Incluso pequeños aumentos del índice de masa corporal (IMC) de la madre se asocian con un aumento del riesgo de abortos espontáneos y de muerte fetal, neonatal, perinatal e infantil. Ésta parece ser la principal conclusión de una amplia revisión sistemática y meta-análisis de 38 estudios que incluyeron más de 10.147 muertes fetales, 16.274 abortos espontáneos, 4.311 muertes perinatales, 11.294 muertes neonatales y 4.983 muertes infantiles. En este sentido, el riesgo relativo asociado a un incremento de 5 unidades en el IMC fue del 21% para muertes fetales (RR= 1,21; IC95% 1,09 a 1,35; n= 7 estudios), del 24% para abortos espontáneos (RR= 1,24; IC95% 1,18 a 1,30; n= 18 estudios), del 16% para muertes perinatales (RR= 1,16; IC95% 1,00 a 1,35; n= 11 estudios), del 15% para muertes neonatales (RR= 1,15; IC95% 1,07 a 1,23; n= 12 estudios) y del 18% para muertes fetales (RR= 1,18; IC95% 1,09 a 1,28; n= 4 estudios).
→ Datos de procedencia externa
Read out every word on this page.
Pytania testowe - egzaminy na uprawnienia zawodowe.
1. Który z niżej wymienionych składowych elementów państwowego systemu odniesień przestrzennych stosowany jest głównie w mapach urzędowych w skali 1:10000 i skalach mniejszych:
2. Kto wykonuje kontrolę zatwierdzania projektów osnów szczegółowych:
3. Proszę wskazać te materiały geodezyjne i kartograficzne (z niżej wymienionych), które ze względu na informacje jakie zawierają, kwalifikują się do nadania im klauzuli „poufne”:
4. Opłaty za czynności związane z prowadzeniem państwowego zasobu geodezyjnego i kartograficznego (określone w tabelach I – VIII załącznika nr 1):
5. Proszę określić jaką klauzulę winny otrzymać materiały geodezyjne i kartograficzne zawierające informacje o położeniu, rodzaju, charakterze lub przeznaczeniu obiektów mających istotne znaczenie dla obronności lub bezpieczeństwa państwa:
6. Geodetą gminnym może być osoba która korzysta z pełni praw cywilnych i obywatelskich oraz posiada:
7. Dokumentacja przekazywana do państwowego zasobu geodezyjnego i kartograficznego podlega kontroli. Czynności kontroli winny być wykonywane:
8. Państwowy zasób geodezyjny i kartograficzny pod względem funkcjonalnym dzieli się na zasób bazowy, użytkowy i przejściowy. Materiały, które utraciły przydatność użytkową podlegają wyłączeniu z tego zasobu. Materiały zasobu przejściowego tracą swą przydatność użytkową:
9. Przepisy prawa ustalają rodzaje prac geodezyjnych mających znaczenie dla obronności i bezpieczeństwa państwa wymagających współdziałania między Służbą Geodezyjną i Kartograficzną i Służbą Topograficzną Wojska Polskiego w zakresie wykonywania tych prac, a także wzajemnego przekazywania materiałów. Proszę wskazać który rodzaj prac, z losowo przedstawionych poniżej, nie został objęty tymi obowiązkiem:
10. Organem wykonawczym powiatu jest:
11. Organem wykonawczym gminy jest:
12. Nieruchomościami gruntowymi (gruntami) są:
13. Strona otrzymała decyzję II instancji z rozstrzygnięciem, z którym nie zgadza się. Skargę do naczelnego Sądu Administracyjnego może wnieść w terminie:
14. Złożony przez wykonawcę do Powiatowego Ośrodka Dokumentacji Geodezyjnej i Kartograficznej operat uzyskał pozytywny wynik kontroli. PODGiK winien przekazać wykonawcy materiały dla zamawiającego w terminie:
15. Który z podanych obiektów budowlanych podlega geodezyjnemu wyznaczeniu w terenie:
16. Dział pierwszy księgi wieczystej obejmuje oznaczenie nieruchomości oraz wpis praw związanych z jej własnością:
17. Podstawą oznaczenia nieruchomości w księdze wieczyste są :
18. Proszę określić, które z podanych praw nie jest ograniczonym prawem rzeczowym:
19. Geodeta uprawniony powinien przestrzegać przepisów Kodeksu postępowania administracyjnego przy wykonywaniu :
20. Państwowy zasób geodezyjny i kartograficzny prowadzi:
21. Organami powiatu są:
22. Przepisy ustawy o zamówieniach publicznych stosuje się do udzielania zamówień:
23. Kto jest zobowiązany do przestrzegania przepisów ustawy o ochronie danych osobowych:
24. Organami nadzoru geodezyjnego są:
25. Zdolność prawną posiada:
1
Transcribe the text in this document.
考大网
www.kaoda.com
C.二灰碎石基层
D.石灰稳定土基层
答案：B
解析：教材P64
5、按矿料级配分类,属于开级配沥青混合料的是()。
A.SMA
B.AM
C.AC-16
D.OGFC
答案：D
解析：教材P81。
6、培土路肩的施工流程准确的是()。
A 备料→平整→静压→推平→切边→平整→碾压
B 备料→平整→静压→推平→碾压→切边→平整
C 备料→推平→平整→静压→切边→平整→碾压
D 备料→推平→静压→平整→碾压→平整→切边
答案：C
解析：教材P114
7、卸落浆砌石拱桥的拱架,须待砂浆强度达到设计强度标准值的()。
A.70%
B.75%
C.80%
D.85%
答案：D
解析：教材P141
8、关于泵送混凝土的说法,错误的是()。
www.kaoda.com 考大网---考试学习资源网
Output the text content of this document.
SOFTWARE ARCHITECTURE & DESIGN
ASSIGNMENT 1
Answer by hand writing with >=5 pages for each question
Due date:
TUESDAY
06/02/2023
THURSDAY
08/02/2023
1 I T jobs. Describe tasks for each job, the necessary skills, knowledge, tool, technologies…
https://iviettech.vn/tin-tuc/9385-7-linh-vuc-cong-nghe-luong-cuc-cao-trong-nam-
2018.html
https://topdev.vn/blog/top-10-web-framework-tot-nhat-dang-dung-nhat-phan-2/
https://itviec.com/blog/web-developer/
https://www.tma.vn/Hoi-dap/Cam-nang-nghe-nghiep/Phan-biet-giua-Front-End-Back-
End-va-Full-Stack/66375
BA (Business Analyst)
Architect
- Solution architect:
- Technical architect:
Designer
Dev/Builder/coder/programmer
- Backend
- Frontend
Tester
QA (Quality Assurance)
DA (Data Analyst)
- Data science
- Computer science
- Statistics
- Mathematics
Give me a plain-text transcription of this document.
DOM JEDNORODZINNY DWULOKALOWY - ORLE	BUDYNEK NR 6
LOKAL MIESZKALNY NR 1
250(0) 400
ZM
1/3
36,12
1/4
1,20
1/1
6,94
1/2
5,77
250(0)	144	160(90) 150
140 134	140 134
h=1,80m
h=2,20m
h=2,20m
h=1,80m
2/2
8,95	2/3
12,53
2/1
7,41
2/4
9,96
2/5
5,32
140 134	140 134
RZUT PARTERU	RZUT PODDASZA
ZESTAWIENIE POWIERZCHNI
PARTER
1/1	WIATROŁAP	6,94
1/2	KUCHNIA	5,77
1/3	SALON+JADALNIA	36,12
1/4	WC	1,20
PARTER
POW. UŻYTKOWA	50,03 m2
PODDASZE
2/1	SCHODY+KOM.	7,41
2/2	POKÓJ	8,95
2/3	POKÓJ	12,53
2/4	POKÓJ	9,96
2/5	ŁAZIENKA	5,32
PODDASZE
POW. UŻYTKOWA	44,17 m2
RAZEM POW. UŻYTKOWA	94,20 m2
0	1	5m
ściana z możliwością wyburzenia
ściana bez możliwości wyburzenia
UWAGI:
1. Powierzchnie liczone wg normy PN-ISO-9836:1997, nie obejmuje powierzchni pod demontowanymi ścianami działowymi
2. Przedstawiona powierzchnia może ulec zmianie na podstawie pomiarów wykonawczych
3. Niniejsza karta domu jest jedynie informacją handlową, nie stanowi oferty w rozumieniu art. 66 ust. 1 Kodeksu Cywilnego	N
Para las mujeres con un IMC de 20 (estándar de referencia para todos los resultados), 25 y 30, los riesgos absolutos por cada 10.000 embarazos de muerte fetal fueron de 76, 82 (IC95% 76 a 88), y 102 (IC95% 93 a 112); de abortos espontáneos 40, 48 (IC95% 46 a 51) y 59 (IC95% 55 a 63); para la muerte perinatal, 66, 73 (IC95% 67 a 81) y 86 (IC95% 76 a 98); para la muerte neonatal, 20, 21 (IC95% 19 a 23) y 24 (IC95% 22 a 27); y de la mortalidad infantil, 33, 37 (IC95% 34 a 39) y 43 (IC95% 40 a 47), respectivamente.